Does the Bobby Tables effect present a threat to OS?

Question

confluxepic · Answer

Hmm. Not sure.

confluxepic · Answer

Maybe if someones user name has a command but I doubt they can be connected to all the other users.

greencat · Answer

https://xkcd.com/327/ http://bobby-tables.com/

greencat · Answer

If I made an account with this username: `Robert'); DROP TABLE Users;--`

confluxepic · Answer

:O

greencat · Answer

OS should probably "sanitize their tables" to prevent trolls from doing this.

confluxepic · Answer

The trolls probably wouldn't have found out unless you made a question about it. -_-

greencat · Answer

@Preetha You need to sanitize our tables

greencat · Answer

"sanitize database inputs*"

chosenmatt · Answer

im lost

chosenmatt · Answer

lol

greencat · Answer

This should explain: http://bobby-tables.com/about.html

greencat · Answer

It's the about page.

confluxepic · Answer

How to avoid Bobby Tables There is only one way to avoid Bobby Tables attacks Do not create SQL statements that include outside data.
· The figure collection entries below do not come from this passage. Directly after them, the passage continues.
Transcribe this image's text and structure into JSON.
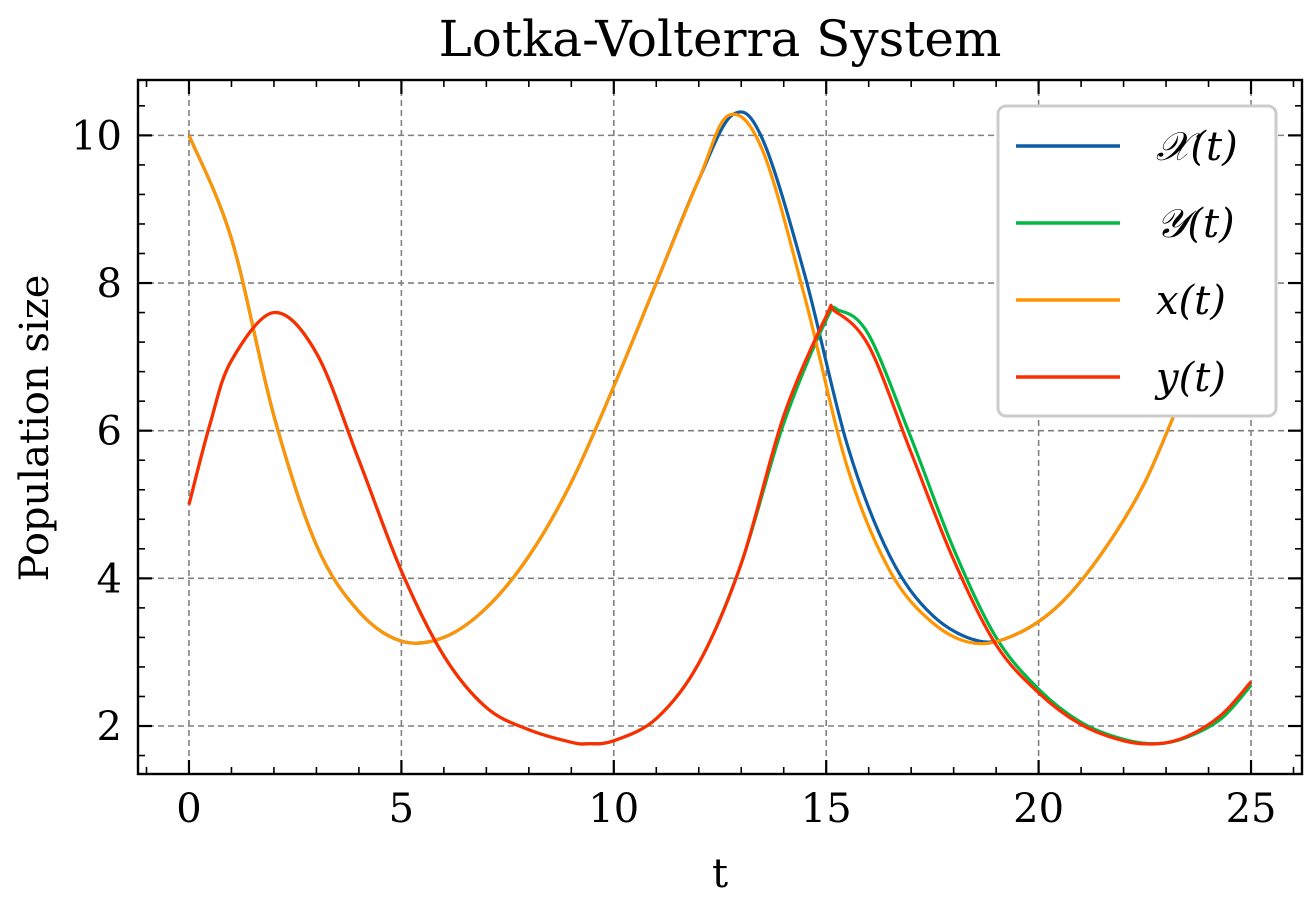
{
  "chart_data": {
    "type": "line",
    "title": "Lotka-Volterra System",
    "xlabel": "t",
    "ylabel": "Population size",
    "xlim": [
      -1.2,
      26.2
    ],
    "ylim": [
      1.35,
      10.75
    ],
    "xticks": [
      0,
      5,
      10,
      15,
      20,
      25
    ],
    "yticks": [
      2,
      4,
      6,
      8,
      10
    ],
    "xtick_labels": [
      "0",
      "5",
      "10",
      "15",
      "20",
      "25"
    ],
    "ytick_labels": [
      "2",
      "4",
      "6",
      "8",
      "10"
    ],
    "grid": true,
    "legend_position": "top-right",
    "series": [
      {
        "name": "𝒳(t)",
        "color": "#0C5DA5",
        "x": [
          0,
          1,
          2,
          3,
          4,
          5,
          6,
          7,
          8,
          9,
          10,
          11,
          12,
          12.8,
          13.5,
          14.5,
          15.5,
          16.5,
          17.5,
          18.6,
          19.5,
          20.5,
          21.5,
          22.5,
          23.5,
          24.3,
          25
        ],
        "y": [
          10.0,
          8.6,
          6.2,
          4.45,
          3.55,
          3.15,
          3.2,
          3.6,
          4.3,
          5.3,
          6.6,
          8.0,
          9.4,
          10.28,
          9.95,
          8.1,
          5.8,
          4.3,
          3.5,
          3.15,
          3.25,
          3.65,
          4.35,
          5.3,
          6.65,
          7.75,
          8.9
        ]
      },
      {
        "name": "𝒴(t)",
        "color": "#00B945",
        "x": [
          0,
          0.5,
          1,
          2,
          3,
          4,
          5,
          6,
          7,
          8,
          9,
          9.4,
          10,
          11,
          12,
          13,
          14,
          15,
          15.3,
          16,
          17,
          18,
          19,
          20,
          21,
          22,
          22.8,
          23.5,
          24.3,
          25
        ],
        "y": [
          5.0,
          6.1,
          6.95,
          7.6,
          7.05,
          5.6,
          4.1,
          2.95,
          2.25,
          1.95,
          1.78,
          1.76,
          1.8,
          2.1,
          2.85,
          4.2,
          6.1,
          7.5,
          7.63,
          7.3,
          5.9,
          4.4,
          3.2,
          2.5,
          2.05,
          1.82,
          1.76,
          1.85,
          2.1,
          2.55
        ]
      },
      {
        "name": "x(t)",
        "color": "#FF9500",
        "x": [
          0,
          1,
          2,
          3,
          4,
          5,
          6,
          7,
          8,
          9,
          10,
          11,
          12,
          12.7,
          13.5,
          14.5,
          15.5,
          16.5,
          17.5,
          18.5,
          19.5,
          20.5,
          21.5,
          22.5,
          23.5,
          24.3,
          25
        ],
        "y": [
          10.0,
          8.6,
          6.2,
          4.45,
          3.55,
          3.15,
          3.2,
          3.6,
          4.3,
          5.3,
          6.6,
          8.0,
          9.4,
          10.27,
          9.8,
          7.8,
          5.5,
          4.1,
          3.4,
          3.12,
          3.25,
          3.65,
          4.35,
          5.3,
          6.65,
          7.75,
          8.9
        ]
      },
      {
        "name": "y(t)",
        "color": "#FF2C00",
        "x": [
          0,
          0.5,
          1,
          2,
          3,
          4,
          5,
          6,
          7,
          8,
          9,
          9.4,
          10,
          11,
          12,
          13,
          14,
          15,
          15.2,
          16,
          17,
          18,
          19,
          20,
          21,
          22,
          22.8,
          23.5,
          24.3,
          25
        ],
        "y": [
          5.0,
          6.1,
          6.95,
          7.6,
          7.05,
          5.6,
          4.1,
          2.95,
          2.25,
          1.95,
          1.78,
          1.76,
          1.8,
          2.1,
          2.85,
          4.2,
          6.2,
          7.55,
          7.62,
          7.15,
          5.7,
          4.25,
          3.1,
          2.45,
          2.02,
          1.8,
          1.76,
          1.86,
          2.15,
          2.6
        ]
      }
    ]
  }
}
Use parameterized SQL calls. http://bobby-tables.com/about.html

greencat · Answer

@CausticSyndicalist

anonymous · Answer

It's called SQL injection, not "bobby tables", and it has existed long before xkcd even existed.

greencat · Answer

I know :/

greencat · Answer

I use "bobby tables" to make the post seem interesting, just as the bobby-tables.com site does.

thesmartone · Answer

Interesting..

e.mccormick · Answer

Nope.  Not at all.  That is a SQL bug.